En dehors du Tribunal des droits de la personne, il est exceptionnel que les cours interviennent dans le fonctionnement interne d'une école. Plus tôt cette année, le Collège Jean-Eudes néanmoins a été obligé par la Cour supérieure de reprendre un élève turbulent qu'il avait expulsé. Ce dernier venait de recevoir un diagnostic d'autisme.

« Le tribunal est fort conscient de son devoir de n'intervenir qu'avec grande circonspection dans les décisions d'une institution d'enseignement et, surtout, dans la gestion de la vie étudiante et du respect des règles », a commencé par écrire le juge Louis Lacoursière dans son jugement.

Qu'est-ce qui l'a poussé à aller à l'encontre de ce grand principe ?

L'élève en cause, a écrit le juge Lacoursière, avait bien réussi ses quatre premières années du secondaire, en dépit de problèmes d'attention.

En cinquième secondaire, les choses se sont compliquées, aussi bien à l'école qu'à la maison.

Problèmes d'assiduité, non-respect du code vestimentaire, insolence envers des professeurs de même qu'envers ses parents : si le jeune ne se montre pas violent, il cause des problèmes.

Le 2 décembre, l'adolescent est placé en centre jeunesse.

« Le Collège s'attend à ce que l'élève soit absent pour une durée indéterminée, mais, à sa surprise, il est de retour en classe le lendemain, le 3 décembre », peut-on lire dans un extrait de la décision du juge Louis Lacoursière.

« Un pédopsychiatre [...] rencontre l'élève le 19 février 2014 et informe les parents le 25 février que leur fils est atteint d'autisme, niveau un. »

Le 27 février, lit-on encore, les parents disent avoir tenté d'inscrire leur fils dans une école publique qui reçoit beaucoup d'enfants autistes et qui a développé une expertise à ce sujet. Mais leur fils a refusé net, pris d'angoisse à l'idée de changer d'école.

Combat de principe

Le diagnostic d'autisme sera déterminant dans la décision du juge. « L'élève a déjà manqué 22 jours de scolarisation. Il y a urgence à intervenir. La perte de l'année scolaire est un préjudice sérieux. De plus, compte tenu de la condition particulière de l'élève, de l'anxiété qui y est inhérente et de l'incertitude quant à la façon dont il s'intégrerait à un autre milieu scolaire, il [le préjudice] est probablement irréparable. »

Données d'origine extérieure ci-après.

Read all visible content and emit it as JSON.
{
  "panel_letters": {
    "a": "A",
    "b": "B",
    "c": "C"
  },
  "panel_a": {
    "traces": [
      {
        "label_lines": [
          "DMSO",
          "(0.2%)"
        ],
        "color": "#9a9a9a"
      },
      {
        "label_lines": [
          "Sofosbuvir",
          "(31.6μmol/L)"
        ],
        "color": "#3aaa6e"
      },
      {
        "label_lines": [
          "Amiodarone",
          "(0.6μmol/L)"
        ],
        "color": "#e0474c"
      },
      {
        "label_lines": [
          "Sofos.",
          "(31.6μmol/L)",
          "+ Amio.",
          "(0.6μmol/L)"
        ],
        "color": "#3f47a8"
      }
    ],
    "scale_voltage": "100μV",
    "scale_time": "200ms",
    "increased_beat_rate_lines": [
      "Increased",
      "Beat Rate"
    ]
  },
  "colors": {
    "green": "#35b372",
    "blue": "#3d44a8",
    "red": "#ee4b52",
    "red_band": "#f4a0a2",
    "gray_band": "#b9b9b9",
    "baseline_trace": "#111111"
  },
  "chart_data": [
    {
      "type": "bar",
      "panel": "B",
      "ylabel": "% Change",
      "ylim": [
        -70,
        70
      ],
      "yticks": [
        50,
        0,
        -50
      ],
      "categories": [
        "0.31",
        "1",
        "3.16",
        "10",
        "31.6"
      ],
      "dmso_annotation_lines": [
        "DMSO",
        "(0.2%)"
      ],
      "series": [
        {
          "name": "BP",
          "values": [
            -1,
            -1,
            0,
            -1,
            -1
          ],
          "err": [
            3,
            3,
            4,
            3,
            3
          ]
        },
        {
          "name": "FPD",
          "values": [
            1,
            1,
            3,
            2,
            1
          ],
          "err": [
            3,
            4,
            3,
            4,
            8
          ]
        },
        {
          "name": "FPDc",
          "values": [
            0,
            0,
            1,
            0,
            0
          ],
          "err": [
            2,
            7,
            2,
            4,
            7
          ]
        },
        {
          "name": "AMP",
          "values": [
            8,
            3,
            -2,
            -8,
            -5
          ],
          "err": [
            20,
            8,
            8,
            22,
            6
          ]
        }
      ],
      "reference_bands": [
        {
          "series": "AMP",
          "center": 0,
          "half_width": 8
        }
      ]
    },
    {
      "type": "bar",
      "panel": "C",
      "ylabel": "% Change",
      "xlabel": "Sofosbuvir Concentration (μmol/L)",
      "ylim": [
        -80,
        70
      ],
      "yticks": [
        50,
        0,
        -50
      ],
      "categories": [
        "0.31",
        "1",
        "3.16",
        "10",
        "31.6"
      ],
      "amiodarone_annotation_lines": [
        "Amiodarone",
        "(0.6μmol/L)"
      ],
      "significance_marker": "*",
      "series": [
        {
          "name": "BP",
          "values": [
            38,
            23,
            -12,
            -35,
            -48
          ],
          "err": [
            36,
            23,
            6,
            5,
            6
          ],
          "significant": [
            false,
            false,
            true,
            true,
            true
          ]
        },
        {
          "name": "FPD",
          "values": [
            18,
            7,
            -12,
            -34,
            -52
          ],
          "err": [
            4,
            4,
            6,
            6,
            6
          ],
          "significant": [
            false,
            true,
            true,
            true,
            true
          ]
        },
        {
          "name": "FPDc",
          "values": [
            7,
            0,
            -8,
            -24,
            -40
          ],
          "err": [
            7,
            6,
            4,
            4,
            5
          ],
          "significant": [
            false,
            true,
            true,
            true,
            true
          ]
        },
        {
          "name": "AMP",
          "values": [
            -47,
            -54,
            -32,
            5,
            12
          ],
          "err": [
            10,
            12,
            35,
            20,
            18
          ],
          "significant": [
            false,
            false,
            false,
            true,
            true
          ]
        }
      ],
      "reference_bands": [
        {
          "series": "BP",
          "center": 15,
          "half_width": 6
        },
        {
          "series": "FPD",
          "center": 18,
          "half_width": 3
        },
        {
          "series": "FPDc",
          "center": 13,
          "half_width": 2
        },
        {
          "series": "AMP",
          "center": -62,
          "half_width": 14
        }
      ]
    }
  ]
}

« La victoire est amère », dit aujourd'hui sa mère (que nous n'identifierons pas afin de préserver l'anonymat du jeune homme aujourd'hui au cégep).

Après avoir payé 3200 $ en droits de scolarité pendant cinq ans au Collège Jean-Eudes, les parents ont payé 45 000 $ en frais juridiques. « Ça nous a valu quatre années supplémentaires de paiements hypothécaires, on n'a pas reçu un sou en retour, on n'a pas reçu d'excuses, mais notre fils est diplômé », dit la mère.

Ce combat, dit-elle, elle l'a mené pour que son fils puisse poursuivre sa scolarité, mais aussi par principe, « pour éviter que d'autres parents vivent le même calvaire ».

Elle est très consciente que son fils était difficile, dérangeant, arrogant, mais il n'a jamais eu de comportements dangereux, dit-elle. Avant que son état mental ne se dégrade, il avait très bien fonctionné jusque-là.

De plus, comme la suite des choses l'a démontré - l'élève a réussi la plupart des examens du Ministère et a été admis au cégep -, son année pouvait être sauvée, ce qu'un changement d'école aurait nettement compromis, selon le jugement et selon la mère du garçon.

Un cas «vraiment particulier»

Le Collège Jean-Eudes a été invité à commenter cette situation. Son avocat Yann Bernard nous a joints pour nous dire que le Collège ne le souhaitait pas, sinon pour dire que ce cas était vraiment particulier et que le Collège comptait d'ailleurs en 2013-2014 cinq élèves autistes. Notons cependant que parmi ces cinq élèves, il y avait celui qui a été expulsé, de même qu'un autre jeune qui est parti étudier ailleurs en cours d'année.